JOHANNESBURG, PRETORIA – Government is aware of the significant growth in unsecured lending and the abuse of recovery tools by lending institutions and collection specialists.
Finance Minister Pravin Gordhan stated in his budget speech that government is “concerned by the abuse of emolument attachment orders that has left many workers without money to live on after they have serviced their debts every month.”
He said government is in discussion with the National Credit Regulator (NCR), the Department of Justice and banks to ensure that the lending market remedies its behaviour.
Gordhan added that employers should assist their workers to manage their finances and to interrogate all emolument attachment or garnishee orders to ensure that they have been properly issued.
However garnishees are court orders and employers cannot simply ignore these legal instructions without having them audited and verified at some cost.
He also urged law societies to take action against members who abuse the system.
Just following his announcement, the office of the Credit Ombudsman announced that a special task team has been established, which includes a wide range of industry bodies, to deal with garnishee abuse.
Credit Ombudsman, Manie Van Schalkwyk said independent research by the University of Pretoria has so far highlighted a number of areas of weakness in the system including issues of misrepresentation by collecting attorneys, forgery of signatures, unreasonable installments and high and unnecessary costs.
“These issues coupled with broader problems such as a lack of basic financial and legal literacy skills amongst consumers; insufficient communication between credit providers and employers; and a lack of knowledge amongst clerks of the court, as well as amongst employers are just some the reasons that the current practice is not sustainable,” he said in a statement.
“There is also an absence of appropriate administration systems and judicial oversight and control.”
Meanwhile Jan van Rensburg, head of the Law Society of the Northern Provinces, has told Moneyweb that his office has received draft amendments to some of the laws governing emolument attachment orders.
A document for proposed amendments to the Magistrates Court Act specifically addresses sections 57, 58 and 65 of the Act.
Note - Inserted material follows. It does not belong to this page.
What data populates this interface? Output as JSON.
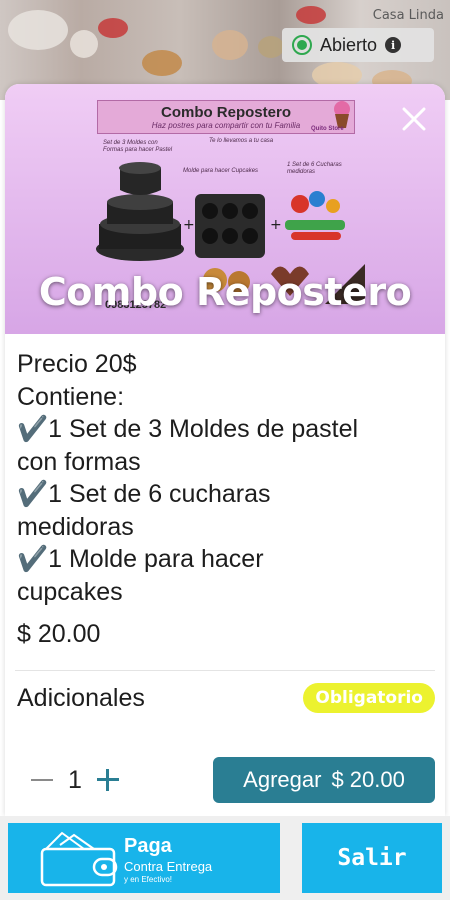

These sections concern the widely abused consent to jurisdiction and procedures involved in securing garnishees.
Chief amongst the proposals involves taking away the right to authorise a garnishee order from the clerk of the court and placing that responsibility under the court magistrate, said Van Rensburg.
Law Societies have come under heavy criticism for failing to act on garnishee abuse.
After receiving documents relating to the alleged abuse of garnishee orders by five separate legal firms uncovered during a Moneyweb investigation the Law Society of the Northern Provinces at first committed to investigate the cases but then backtracked stating that it would require affidavits to be filed by the individual defaulters concerned.
“The criticism is very general,” said Van Rensburg “we can only respond once we have got a complaint”.
Critics “make a general assumption that all this work is being done by attorneys … the consent to jurisdiction can be done by the creditor himself, they can collect these judgments and hand it in to the courts.
“The problem is wider than this.”
He did, however, indicate that “we have certain complaints which are being investigated” currently.
One of the firms being investigated includes Coombe and Associates which has been exposed during a Moneyweb investigation.
The Society has previously attacked the NCR for failing to curb indebtedness amongst South Africans and for allowing micro-lenders to exploit the financially illiterate.
The NCR and the Society also hold differing opinions on the interpretation of the in duplum provision of the National Credit Act (NCA), a conflict blamed for allowing much of the abuse to perpetuate.
Abuse of in duplum has seen the amounts charged through garnishee orders exceed ten times the amount of the original loan or outstanding debt.
Following a sustained Moneyweb investigation the NCR instituted a range of investigations into garnishee and insurance abuse including a swoop of micro-lenders operating on the Rustenburg platinum belt in September last year.
Trade and Industry Minister Rob Davies has since linked lending and collections abuses to strike activity.
The Banking Association of South Africa has issued a statement in which member banks committed to stop using garnishee orders and to find ways of addressing the problem
However, key signatories to that statement have since told Moneyweb that they continue to use garnishee orders.
At a specially convened Debt Summit in November last year the National Treasury threatened abolish the entire garnishee system.